Blackberry, Facebook dan Hancurnya Peradaban Membaca
Hari-hari ini masyarakat kelas menengah di tanah air – terutama di kota-kota besar – tengah menggandrungi dua digital medium yang amat populer : Blackberry dan Facebook. Dua medium ini tampaknya kian merasuk menjadi life style baru bagi para generasi digital kota metropolitan. Barangkali ia juga sekaligus menjadi simbol kemutakhiran masa kini.
Namun bagi para pecandu buku seperti saya, kehadiran gadget semacam Blackberry dan media semacam Facebook selalu merupakan sebuah distraction. Kehadiran medium digital semacam itu selalu “memaksa” kita untuk always on dan always connected, dan diam-diam itu artinya merasampas waktu berharga kita untuk melakukan “permenungan”, melakukan kontemplasi, melakukan proses membaca buku yang membutuhkan kedalaman dan keheningan.

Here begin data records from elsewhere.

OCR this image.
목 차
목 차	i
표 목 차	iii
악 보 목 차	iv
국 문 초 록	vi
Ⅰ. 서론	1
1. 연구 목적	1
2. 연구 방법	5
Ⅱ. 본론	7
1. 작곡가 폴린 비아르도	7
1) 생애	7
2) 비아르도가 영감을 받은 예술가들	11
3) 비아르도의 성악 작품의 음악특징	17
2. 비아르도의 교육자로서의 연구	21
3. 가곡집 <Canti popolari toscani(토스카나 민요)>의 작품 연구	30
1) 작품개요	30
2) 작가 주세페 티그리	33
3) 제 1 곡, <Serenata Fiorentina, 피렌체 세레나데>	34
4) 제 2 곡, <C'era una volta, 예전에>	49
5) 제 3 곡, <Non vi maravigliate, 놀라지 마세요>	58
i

Kehadiran gadget keren semacam Blackberry dan sejenisnya pada akhirnya mungkin tergelincir hanya menjadi sekedar simbol status. Ia menjadi penanda penting yang mencoba menjelaskan status sosial kita. Tak lebih tak kurang. Di negara yang peradaban pengetahuannya lebih maju, pendanda status sosial itu adalah buku. You ARE what you READ. Buku dan tradisi membaca yang kuat selalu menjadi elemen penting bagi hadirnya sebuah peradaban yang digdaya. Disini, kredibilitas orang dilihat dari seberapa luas pengetahuan mereka, sebapa banyak buku yang telah direngkuh, dan seberapa mendalam wawasan berpikir mereka.